GO: How has this job changed you?

CS: There’s this narrative going around that you’re supposed to feel very rewarded for doing this work and there’s some truth to that. I have met so many wonderful people, both young people and colleagues, who have greatly enriched my life. I feel like meeting Ali was one of the most pivotal and incredible things that has ever happened in my life. I have a lot of gratitude to have met so many wonderful people (…) and to see just an outpouring of kindness and it has been wonderful. But I don’t think you can expose yourself to trauma and brutality for decades of your life and come out unscathed.

I am heartbroken in so many ways. I have a little cabin that I go to. I try to go there once a week (to) pray and meditate. I often find myself crying. Things young people have told me about their suicide attempts, the violence and the cruel things their pants did to them. I can’t seem to heal from any of this. I definitely feel scarred by this. I am not complaining. Starting this journey as a young man, I was trying to figure out how to live a more loving life and I think love brings suffering, and love brings a kind of havoc. I can be devastated and I can be heartbroken and I wouldn’t have it any other way. I don’t think a week has gone by that I haven’t cried over Ali’s death. It was horrible that this sweet boy, with such a good heart, had to die alone on the sidewalk in the winter. I will never have an answer to that. This is the pain that will stay with me as long as my heart continues to beat.

GO: What do you hope readers will take away from this book?

CS: One hope is a deeper conversation in our society about how we protect young people. Even stripping away the weirdness, there are so many young people on the streets of our country and it’s a pretty destructive experience for so many of them. I have seen some improvements over the last 10 years, but they are so small compared to what is needed. So I want there to be more of a feeling that it is totally inhumane for a society to leave its young people to fend for themselves on the streets. Another thing I really want to get from this book is a deeper understanding of how the religious community can put children in danger. Seeing thousands of young people find themselves on the streets and suffering abominably because of the religious beliefs of their parents is very worrying. We must name it. We must recognize this. We must speak it. If we want to protect our children, we must start to consider that religious homophobia puts children in danger.
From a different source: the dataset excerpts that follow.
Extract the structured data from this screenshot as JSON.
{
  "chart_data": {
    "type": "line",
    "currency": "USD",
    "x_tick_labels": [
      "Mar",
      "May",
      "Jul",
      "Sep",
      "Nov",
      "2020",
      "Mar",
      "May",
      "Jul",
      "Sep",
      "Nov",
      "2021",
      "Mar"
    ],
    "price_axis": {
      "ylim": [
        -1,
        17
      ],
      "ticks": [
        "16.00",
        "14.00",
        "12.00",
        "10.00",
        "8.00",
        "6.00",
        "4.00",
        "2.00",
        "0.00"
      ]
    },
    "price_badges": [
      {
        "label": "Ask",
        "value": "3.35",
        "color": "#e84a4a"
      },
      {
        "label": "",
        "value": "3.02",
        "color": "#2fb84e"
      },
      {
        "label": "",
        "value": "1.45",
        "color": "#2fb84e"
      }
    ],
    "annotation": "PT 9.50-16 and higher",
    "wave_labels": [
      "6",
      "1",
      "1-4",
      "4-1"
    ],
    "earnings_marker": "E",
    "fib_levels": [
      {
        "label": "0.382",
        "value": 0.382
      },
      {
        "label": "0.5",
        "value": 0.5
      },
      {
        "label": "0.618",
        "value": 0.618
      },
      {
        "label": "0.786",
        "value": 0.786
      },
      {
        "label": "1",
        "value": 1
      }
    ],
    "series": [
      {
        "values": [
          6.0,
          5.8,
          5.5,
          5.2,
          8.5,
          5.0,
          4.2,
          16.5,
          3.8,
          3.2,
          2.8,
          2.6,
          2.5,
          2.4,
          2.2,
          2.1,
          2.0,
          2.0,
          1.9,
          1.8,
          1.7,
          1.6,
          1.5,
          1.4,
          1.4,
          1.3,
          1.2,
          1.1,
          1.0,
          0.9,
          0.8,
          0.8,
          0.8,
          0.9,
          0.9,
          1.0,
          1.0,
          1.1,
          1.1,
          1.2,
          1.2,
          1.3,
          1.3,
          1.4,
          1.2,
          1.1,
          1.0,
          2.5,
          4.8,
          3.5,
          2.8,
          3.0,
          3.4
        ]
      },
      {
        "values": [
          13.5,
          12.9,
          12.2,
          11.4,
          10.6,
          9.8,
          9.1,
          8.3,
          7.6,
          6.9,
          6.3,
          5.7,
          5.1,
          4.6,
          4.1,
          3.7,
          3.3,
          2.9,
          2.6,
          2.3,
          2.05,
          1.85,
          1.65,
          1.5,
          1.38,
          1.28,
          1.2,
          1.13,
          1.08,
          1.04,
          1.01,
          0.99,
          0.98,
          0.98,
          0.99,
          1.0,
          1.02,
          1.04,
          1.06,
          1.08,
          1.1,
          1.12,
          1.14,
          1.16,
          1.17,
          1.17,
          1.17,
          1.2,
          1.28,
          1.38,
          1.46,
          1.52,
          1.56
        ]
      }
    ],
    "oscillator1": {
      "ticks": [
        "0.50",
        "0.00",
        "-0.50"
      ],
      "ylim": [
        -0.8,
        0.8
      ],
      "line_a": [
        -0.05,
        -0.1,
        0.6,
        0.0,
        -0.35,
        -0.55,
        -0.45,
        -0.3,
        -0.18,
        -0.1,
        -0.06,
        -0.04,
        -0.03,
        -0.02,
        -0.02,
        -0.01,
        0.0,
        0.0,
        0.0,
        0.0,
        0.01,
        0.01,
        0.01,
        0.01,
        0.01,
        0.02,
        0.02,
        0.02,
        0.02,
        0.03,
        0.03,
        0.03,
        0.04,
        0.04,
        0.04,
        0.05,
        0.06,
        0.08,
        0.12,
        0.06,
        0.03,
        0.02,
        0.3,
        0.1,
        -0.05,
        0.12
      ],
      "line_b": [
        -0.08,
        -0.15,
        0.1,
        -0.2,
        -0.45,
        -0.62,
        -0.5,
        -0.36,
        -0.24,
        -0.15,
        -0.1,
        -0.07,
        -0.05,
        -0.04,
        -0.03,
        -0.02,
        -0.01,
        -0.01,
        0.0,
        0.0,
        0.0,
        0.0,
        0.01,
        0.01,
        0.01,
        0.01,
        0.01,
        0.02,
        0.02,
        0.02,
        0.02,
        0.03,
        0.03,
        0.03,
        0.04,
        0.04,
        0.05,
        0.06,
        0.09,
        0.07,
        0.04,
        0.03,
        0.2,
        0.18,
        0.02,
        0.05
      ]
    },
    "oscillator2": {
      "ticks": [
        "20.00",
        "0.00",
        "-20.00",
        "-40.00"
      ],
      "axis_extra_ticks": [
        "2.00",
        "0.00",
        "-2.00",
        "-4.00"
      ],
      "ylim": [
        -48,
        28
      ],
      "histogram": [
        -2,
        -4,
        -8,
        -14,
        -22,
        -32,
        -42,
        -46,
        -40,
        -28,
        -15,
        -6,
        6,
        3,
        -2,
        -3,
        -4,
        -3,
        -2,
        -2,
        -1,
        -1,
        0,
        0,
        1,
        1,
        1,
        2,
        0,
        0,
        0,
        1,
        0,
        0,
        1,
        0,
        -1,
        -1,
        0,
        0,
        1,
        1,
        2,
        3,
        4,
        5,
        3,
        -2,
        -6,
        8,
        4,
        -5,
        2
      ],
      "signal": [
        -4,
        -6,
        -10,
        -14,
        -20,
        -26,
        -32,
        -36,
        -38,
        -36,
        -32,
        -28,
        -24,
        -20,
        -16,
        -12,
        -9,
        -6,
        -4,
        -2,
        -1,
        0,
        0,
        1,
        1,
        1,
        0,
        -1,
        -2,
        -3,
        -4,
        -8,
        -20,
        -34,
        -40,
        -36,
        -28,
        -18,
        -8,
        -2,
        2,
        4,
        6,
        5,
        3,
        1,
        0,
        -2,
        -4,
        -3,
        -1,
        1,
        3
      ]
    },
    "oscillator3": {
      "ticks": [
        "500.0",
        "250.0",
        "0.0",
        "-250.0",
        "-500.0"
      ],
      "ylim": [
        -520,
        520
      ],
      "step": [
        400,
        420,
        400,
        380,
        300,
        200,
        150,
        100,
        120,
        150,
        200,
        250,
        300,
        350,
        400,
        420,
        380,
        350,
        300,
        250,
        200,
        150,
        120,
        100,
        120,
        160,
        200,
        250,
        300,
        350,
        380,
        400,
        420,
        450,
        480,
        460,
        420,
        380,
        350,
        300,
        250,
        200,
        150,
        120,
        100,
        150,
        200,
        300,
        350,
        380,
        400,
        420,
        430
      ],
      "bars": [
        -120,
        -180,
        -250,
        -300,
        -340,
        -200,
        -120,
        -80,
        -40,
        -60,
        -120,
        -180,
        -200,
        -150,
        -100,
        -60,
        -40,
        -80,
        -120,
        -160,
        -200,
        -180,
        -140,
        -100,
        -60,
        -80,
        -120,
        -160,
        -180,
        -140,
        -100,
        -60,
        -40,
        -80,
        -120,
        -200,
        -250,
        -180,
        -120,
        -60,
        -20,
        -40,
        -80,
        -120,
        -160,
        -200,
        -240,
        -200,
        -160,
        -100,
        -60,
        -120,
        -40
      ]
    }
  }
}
I say this as a religious person. I think that’s the power of the book. I am not destroying religion; I tremble before God as I do it.

Making Space: Three Decades of Fighting for Beds, Belonging, and a Safe Place for LGBTQ Youth is a courageous, honest, and deeply spiritual reckoning with the trauma and joys of caring for young people who have been rejected by families and communities. What has always amazed, inspired and encouraged me is Carl’s commitment to homeless LGBTQ youth, his unwavering willingness to wear his heart on his sleeve, put his faith into practice and show up to do this work with tears and strength. I also appreciate how he doesn’t defend the atrocities perpetrated by organized religion, while remaining true to his own faith and the reconversion that took place as a homosexual so that he can hold on to that faith. Towards the end of his book, Carl writes: “We can be hurt, sometimes irrevocably, and sometimes even mortally. But when we can nevertheless come together in loving solidarity, supporting one another, we rise above the ashes of our destruction. I can think of nothing more powerful than continuing to fight for the next generations of homeless queer youth from this place of solidarity. To make room is now available wherever books are sold.